Many steps have been taken to prepare the business for the improving conditions in our core markets. As momentum builds in the oil and gas industry and our presence grows further in global defence markets and the emerging hydrogen energy sector, we have strengthened and diversified our order book and have a clearer view of our customers’ project pipeline today than at any point in the past five years.
The strategy review undertaken during the first half of the year confirmed focus on organic growth opportunities and I am pleased with the progress made in this phase of executing the strategy.
As reported at the interim results, we were pleased to complete in June the sale of our Alternative Energy division to Vancouver-based Creation Capital Corporation LLC, now renamed Greenlane Renewables Inc. This strategic divestment gives the Group a clear focus on the growth and development of its core specialist engineering activities.
In the remaining Group businesses, key initiatives covering sales effectiveness, production planning and efficiency, engineering processes and supply chain management are expected to drive the delivery of organic revenue growth and margin improvement, which is a key priority in the second phase of our strategy.
Overall Group revenue increased by 34% to £28.3 million (2018: £21.2 million) and the adjusted operating profit for the period increased to £2.2 million (2018: £1.0 million). This improvement represents an increase in return on revenue to 8% (2018: 5%) and reflects, in particular, the strength of UK and overseas defence projects in our Chesterfield Special Cylinders division (CSC).
Favourable conditions in the oil and gas market have driven higher revenue and profitability in our Precision Machined Components (PMC) division this year and the order book is at the highest level for five years. However, operational improvements have been slower to come through than we had planned, impacting performance through the second half. The changes made over the past year have been fundamental to building a stronger and more scalable base for PMC that will help us realise the potential for growth.
It remains a priority to reduce the overall leverage of the Group, whilst supporting the business with the capital investment programme and achieving a minimum 20% headroom in our facility covenants.

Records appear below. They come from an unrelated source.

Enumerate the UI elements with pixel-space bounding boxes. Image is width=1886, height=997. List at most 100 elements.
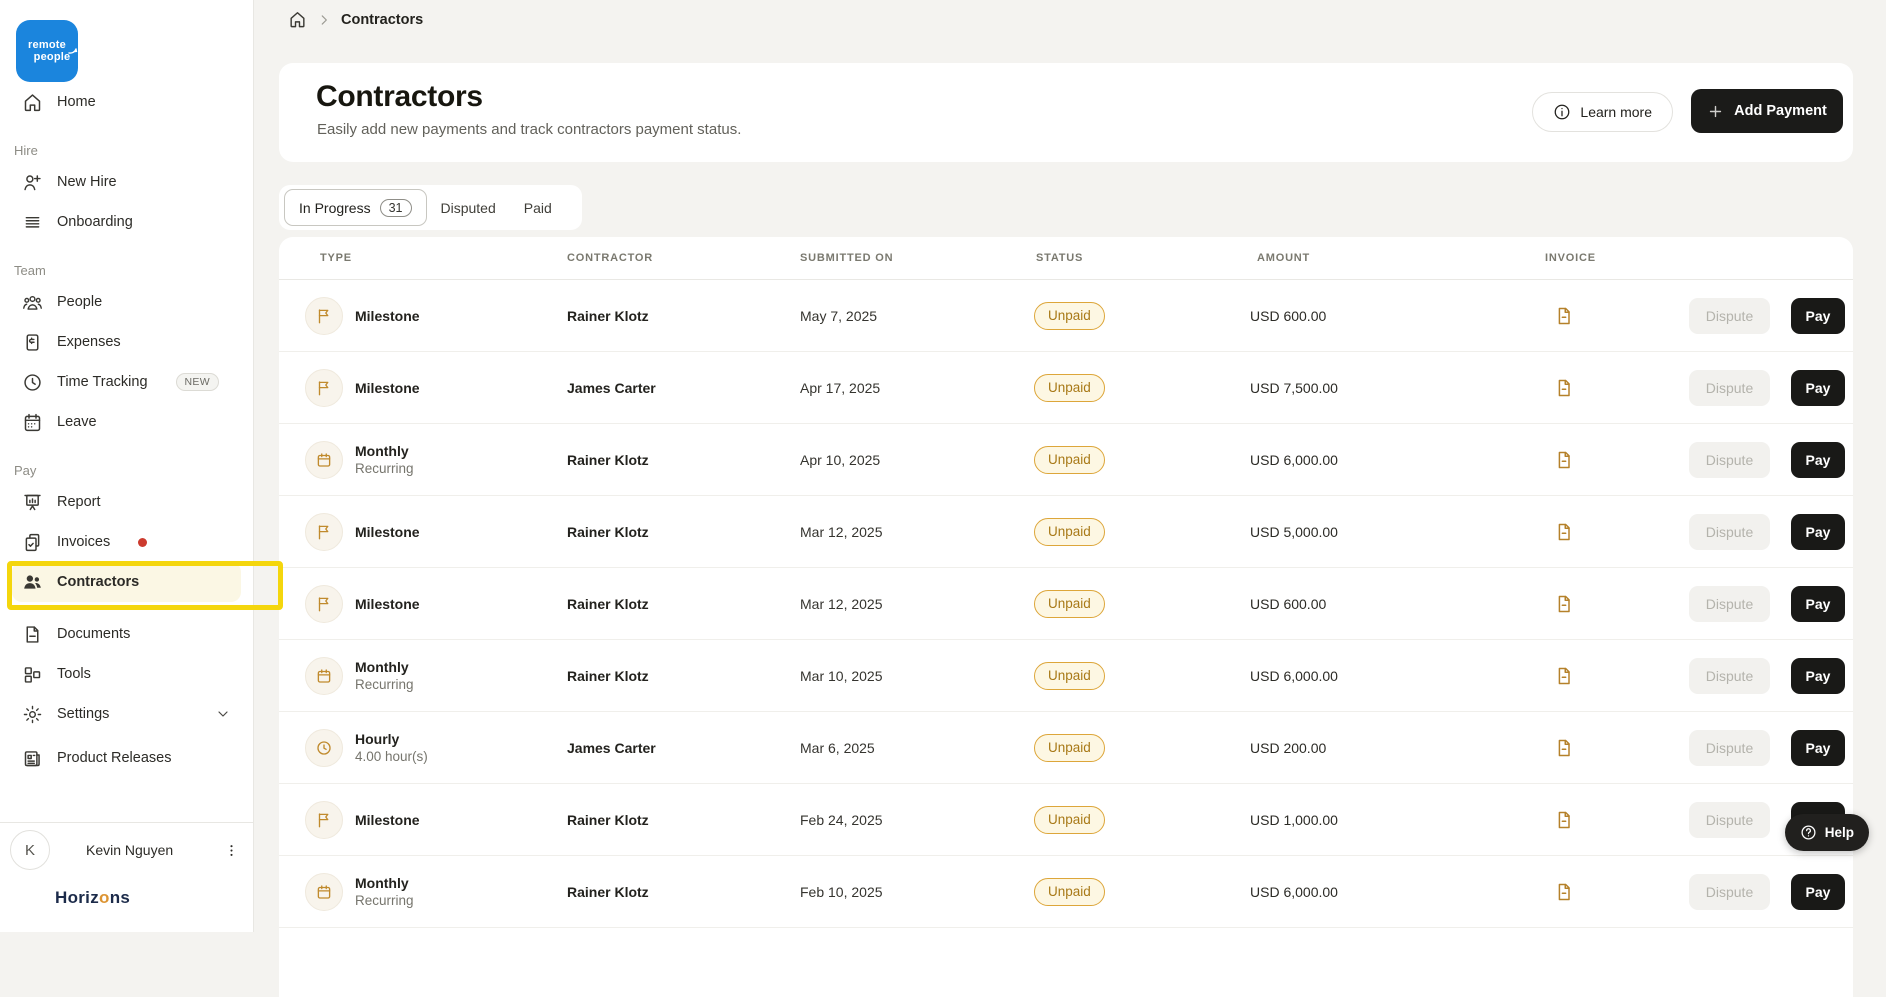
sidebar-item-product-releases[interactable]: Product Releases — [12, 738, 241, 778]
type-icon-circle — [305, 801, 343, 839]
add-payment-button[interactable]: Add Payment — [1691, 89, 1843, 133]
invoice-cell — [1543, 594, 1689, 614]
submitted-date: Mar 6, 2025 — [800, 740, 1034, 756]
invoice-cell — [1543, 810, 1689, 830]
type-cell: MonthlyRecurring — [305, 657, 567, 695]
help-label: Help — [1825, 825, 1854, 840]
dispute-button[interactable]: Dispute — [1689, 298, 1770, 334]
sidebar-item-time-tracking[interactable]: Time Tracking NEW — [12, 362, 241, 402]
submitted-date: Feb 10, 2025 — [800, 884, 1034, 900]
invoice-cell — [1543, 306, 1689, 326]
invoice-document-icon[interactable] — [1554, 522, 1574, 542]
sidebar-item-leave[interactable]: Leave — [12, 402, 241, 442]
sidebar-item-tools[interactable]: Tools — [12, 654, 241, 694]
sidebar-item-settings[interactable]: Settings — [12, 694, 241, 734]
help-button[interactable]: Help — [1785, 814, 1869, 851]
contractor-name: Rainer Klotz — [567, 812, 800, 828]
actions-cell: Dispute Pay — [1689, 730, 1854, 766]
actions-cell: Dispute Pay — [1689, 658, 1854, 694]
type-icon-circle — [305, 297, 343, 335]
sidebar-item-new-hire[interactable]: New Hire — [12, 162, 241, 202]
sidebar-item-label: Time Tracking — [57, 374, 148, 390]
dispute-button[interactable]: Dispute — [1689, 586, 1770, 622]
pay-button[interactable]: Pay — [1791, 658, 1845, 694]
user-account-row[interactable]: K Kevin Nguyen — [10, 830, 241, 870]
table-row: MilestoneJames CarterApr 17, 2025UnpaidU… — [279, 352, 1853, 424]
pay-button[interactable]: Pay — [1791, 370, 1845, 406]
invoice-document-icon[interactable] — [1554, 306, 1574, 326]
sidebar-item-people[interactable]: People — [12, 282, 241, 322]
sidebar-item-label: Onboarding — [57, 214, 133, 230]
invoice-document-icon[interactable] — [1554, 378, 1574, 398]
pay-button[interactable]: Pay — [1791, 298, 1845, 334]
type-icon-circle — [305, 729, 343, 767]
sidebar-item-documents[interactable]: Documents — [12, 614, 241, 654]
sidebar-item-expenses[interactable]: Expenses — [12, 322, 241, 362]
status-badge: Unpaid — [1034, 662, 1105, 690]
document-icon — [22, 624, 43, 645]
contractor-name: Rainer Klotz — [567, 308, 800, 324]
pay-button[interactable]: Pay — [1791, 442, 1845, 478]
dispute-button[interactable]: Dispute — [1689, 658, 1770, 694]
pay-button[interactable]: Pay — [1791, 730, 1845, 766]
dispute-button[interactable]: Dispute — [1689, 730, 1770, 766]
invoice-cell — [1543, 666, 1689, 686]
person-plus-icon — [22, 172, 43, 193]
actions-cell: Dispute Pay — [1689, 442, 1854, 478]
avatar[interactable]: K — [10, 830, 50, 870]
sidebar-item-contractors[interactable]: Contractors — [12, 562, 241, 602]
remote-people-logo[interactable]: remote people — [16, 20, 78, 82]
sidebar-item-home[interactable]: Home — [12, 82, 241, 122]
invoice-document-icon[interactable] — [1554, 594, 1574, 614]
payment-type-detail: Recurring — [355, 676, 414, 694]
sidebar-item-onboarding[interactable]: Onboarding — [12, 202, 241, 242]
dispute-button[interactable]: Dispute — [1689, 874, 1770, 910]
dispute-button[interactable]: Dispute — [1689, 442, 1770, 478]
learn-more-button[interactable]: Learn more — [1532, 92, 1673, 132]
sidebar-item-label: Contractors — [57, 574, 139, 590]
tab-paid[interactable]: Paid — [510, 189, 566, 226]
col-header-amount: AMOUNT — [1257, 252, 1310, 264]
dispute-button[interactable]: Dispute — [1689, 370, 1770, 406]
col-header-status: STATUS — [1036, 252, 1083, 264]
pay-button[interactable]: Pay — [1791, 586, 1845, 622]
invoice-document-icon[interactable] — [1554, 882, 1574, 902]
dispute-button[interactable]: Dispute — [1689, 514, 1770, 550]
breadcrumb-home-icon[interactable] — [288, 10, 307, 29]
type-icon-circle — [305, 369, 343, 407]
report-chart-icon — [22, 492, 43, 513]
user-menu-kebab-icon[interactable] — [221, 840, 241, 860]
invoice-document-icon[interactable] — [1554, 738, 1574, 758]
sidebar-item-invoices[interactable]: Invoices — [12, 522, 241, 562]
dispute-button[interactable]: Dispute — [1689, 802, 1770, 838]
chevron-down-icon — [215, 706, 231, 722]
contractor-name: Rainer Klotz — [567, 596, 800, 612]
recurring-calendar-icon — [315, 883, 333, 901]
sidebar-item-label: Tools — [57, 666, 91, 682]
actions-cell: Dispute Pay — [1689, 874, 1854, 910]
actions-cell: Dispute Pay — [1689, 298, 1854, 334]
sidebar-item-report[interactable]: Report — [12, 482, 241, 522]
table-row: MonthlyRecurringRainer KlotzApr 10, 2025… — [279, 424, 1853, 496]
newspaper-icon — [22, 748, 43, 769]
pay-button[interactable]: Pay — [1791, 514, 1845, 550]
type-cell: Milestone — [305, 801, 567, 839]
invoice-document-icon[interactable] — [1554, 810, 1574, 830]
contractor-name: Rainer Klotz — [567, 884, 800, 900]
type-cell: Milestone — [305, 513, 567, 551]
type-icon-circle — [305, 873, 343, 911]
payment-type: Milestone — [355, 379, 420, 397]
tab-in-progress[interactable]: In Progress 31 — [284, 189, 427, 226]
pay-button[interactable]: Pay — [1791, 874, 1845, 910]
invoice-document-icon[interactable] — [1554, 666, 1574, 686]
invoices-icon — [22, 532, 43, 553]
in-progress-count-badge: 31 — [380, 199, 412, 217]
contractor-name: Rainer Klotz — [567, 452, 800, 468]
sidebar: remote people Home Hire New Hire Onboard… — [0, 0, 254, 932]
payment-type: Milestone — [355, 595, 420, 613]
col-header-contractor: CONTRACTOR — [567, 252, 653, 264]
type-icon-circle — [305, 657, 343, 695]
invoice-document-icon[interactable] — [1554, 450, 1574, 470]
tab-disputed[interactable]: Disputed — [427, 189, 510, 226]
status-badge: Unpaid — [1034, 446, 1105, 474]
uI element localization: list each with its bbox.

The Group’s Revolving Credit Facility (RCF) was renegotiated in September and the new facility was fully documented and signed post year end on 10 December 2019.
The Board has again resolved that no dividend shall be paid to shareholders this year as investment in the organic growth strategy remains the priority for capitalising on the improving market conditions.
In November we announced that a trial had commenced in respect of the prosecution by the Health & Safety Executive (HSE) following the fatal accident at CSC in June 2015. At the conclusion of the trial, in late November, the jury delivered a guilty verdict pursuant to Section 2 of the Health and Safety at Work Act 1974 and we await the sentencing hearing which is now expected to take place in the New Year. The outcome of the sentencing hearing is uncertain and whilst the range of possible outcomes is significant, the Directors are satisfied that the Group can continue to prepare its financial statements on a going concern basis. Further details are in Note 11 of this preliminary announcement.
We have recently received the results from our second people engagement survey undertaken with ‘Best Companies’. This shows encouraging progress with an increase in both the number of respondents and engagement scores and it is pleasing to note that a number of respondent groups have been classed as ‘Ones to Watch’. I would like to thank all our teams for their hard work throughout the year and their contributions during a period of significant change.
We reported in June that we were looking to strengthen the board. The search and selection process is nearing completion and we expect to make new non-executive appointments early in the New Year.
The current trading performance, order intake and strategic progress made in both divisions give the board confidence in the outlook for 2020.